Georgia: The Revenue Service’s figures show the self-exclusion register has climbed to 30,451 names, a near 4,000 increase since early May. Most people opted in voluntarily; being listed bans participation across online and land-based gambling for five years.
Alderney: Richard Walker, who led Guernsey’s interagency response to the Moneyval evaluation, joins the AGCC as a commissioner, replacing long-serving Jeremy Thompson. The AGCC chairman called the hire “a landmark appointment.”
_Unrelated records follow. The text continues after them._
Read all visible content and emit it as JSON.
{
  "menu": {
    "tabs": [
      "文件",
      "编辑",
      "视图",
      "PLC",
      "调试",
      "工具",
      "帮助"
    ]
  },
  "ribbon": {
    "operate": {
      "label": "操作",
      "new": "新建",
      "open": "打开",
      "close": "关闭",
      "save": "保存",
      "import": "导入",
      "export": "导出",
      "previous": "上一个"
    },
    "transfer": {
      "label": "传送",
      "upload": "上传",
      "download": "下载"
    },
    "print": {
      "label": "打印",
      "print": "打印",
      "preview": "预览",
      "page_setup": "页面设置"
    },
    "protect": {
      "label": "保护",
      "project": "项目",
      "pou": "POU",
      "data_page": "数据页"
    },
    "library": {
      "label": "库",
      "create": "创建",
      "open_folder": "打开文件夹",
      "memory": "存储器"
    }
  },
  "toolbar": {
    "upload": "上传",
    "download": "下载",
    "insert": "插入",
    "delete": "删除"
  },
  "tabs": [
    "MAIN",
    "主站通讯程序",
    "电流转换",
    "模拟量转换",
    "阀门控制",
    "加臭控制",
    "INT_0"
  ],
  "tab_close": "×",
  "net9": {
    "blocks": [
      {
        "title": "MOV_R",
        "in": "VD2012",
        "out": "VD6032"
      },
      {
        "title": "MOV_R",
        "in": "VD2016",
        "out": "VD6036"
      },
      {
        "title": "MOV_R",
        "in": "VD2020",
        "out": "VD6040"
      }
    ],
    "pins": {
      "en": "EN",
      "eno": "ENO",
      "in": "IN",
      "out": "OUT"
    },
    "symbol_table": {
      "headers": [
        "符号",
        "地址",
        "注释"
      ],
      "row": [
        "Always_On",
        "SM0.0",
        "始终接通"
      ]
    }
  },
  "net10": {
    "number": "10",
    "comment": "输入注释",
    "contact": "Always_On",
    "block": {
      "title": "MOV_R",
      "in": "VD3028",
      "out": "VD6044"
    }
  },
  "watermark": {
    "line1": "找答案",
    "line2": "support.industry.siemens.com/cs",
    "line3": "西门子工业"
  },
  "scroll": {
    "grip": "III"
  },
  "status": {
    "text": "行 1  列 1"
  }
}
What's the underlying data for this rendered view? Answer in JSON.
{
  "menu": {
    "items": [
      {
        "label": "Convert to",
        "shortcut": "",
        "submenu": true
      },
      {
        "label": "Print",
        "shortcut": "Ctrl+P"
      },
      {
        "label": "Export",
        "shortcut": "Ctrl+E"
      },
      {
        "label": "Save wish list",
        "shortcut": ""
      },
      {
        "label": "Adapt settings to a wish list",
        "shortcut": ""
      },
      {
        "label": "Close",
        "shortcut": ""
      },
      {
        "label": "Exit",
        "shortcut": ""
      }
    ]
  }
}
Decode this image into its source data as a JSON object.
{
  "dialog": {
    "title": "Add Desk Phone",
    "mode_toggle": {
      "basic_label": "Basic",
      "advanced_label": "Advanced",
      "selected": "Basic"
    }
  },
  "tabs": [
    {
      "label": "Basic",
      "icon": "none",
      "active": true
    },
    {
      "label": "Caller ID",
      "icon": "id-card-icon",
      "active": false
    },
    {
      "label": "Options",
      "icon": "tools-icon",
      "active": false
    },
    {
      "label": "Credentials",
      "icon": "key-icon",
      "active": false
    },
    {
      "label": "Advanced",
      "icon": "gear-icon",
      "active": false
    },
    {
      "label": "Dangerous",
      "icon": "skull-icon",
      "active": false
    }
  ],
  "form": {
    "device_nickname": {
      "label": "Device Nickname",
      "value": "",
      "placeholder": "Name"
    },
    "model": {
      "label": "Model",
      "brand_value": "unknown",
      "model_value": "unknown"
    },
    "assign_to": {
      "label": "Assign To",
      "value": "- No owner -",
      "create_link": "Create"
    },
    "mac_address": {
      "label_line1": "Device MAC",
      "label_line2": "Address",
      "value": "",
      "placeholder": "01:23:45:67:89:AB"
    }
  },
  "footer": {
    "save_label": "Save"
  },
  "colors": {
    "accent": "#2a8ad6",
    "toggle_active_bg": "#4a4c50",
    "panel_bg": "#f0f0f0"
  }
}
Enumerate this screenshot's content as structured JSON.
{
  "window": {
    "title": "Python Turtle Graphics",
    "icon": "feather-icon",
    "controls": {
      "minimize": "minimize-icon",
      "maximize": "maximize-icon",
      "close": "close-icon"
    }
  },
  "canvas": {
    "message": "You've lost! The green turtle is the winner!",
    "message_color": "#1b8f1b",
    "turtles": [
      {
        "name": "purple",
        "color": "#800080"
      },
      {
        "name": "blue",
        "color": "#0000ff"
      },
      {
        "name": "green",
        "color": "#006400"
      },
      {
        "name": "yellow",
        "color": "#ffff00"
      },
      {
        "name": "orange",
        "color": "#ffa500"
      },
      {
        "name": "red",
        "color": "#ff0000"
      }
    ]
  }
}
Annexio: The group is streamlining its regulatory footprint by giving up its Isle of Man B2C licence, while keeping licences in the UK, Jersey and Australia’s Northern Territory. Annexio’s consumer brands include LottoGo and the Affiliate Empire programme.
Context and relevance
These items signal ongoing sector dynamics: boardroom reshuffles and corporate governance moves (Raketech), rising demand for self-exclusion tools and responsible gambling measures (Georgia), strengthening of regulatory expertise in small but influential jurisdictions (Alderney), and cost-driven licence rationalisation among operators (Annexio). Together they matter to operators, affiliates, compliance teams and investors watching licensing costs, reputational risk and responsible gambling trends.
Why should I read this?
Short version: if you work in operations, compliance, affiliates or investor relations, this is useful. Raketech’s board changes and buyback authorisation could affect strategy; Georgia’s jump in self-exclusions is a signal on demand for safer-gambling tools; Alderney’s hire tightens regulatory firepower; and Annexio’s licence move shows operators trimming regulatory complexity. We read it so you don’t have to — but these bits are worth a quick note in your next risk or strategy meeting.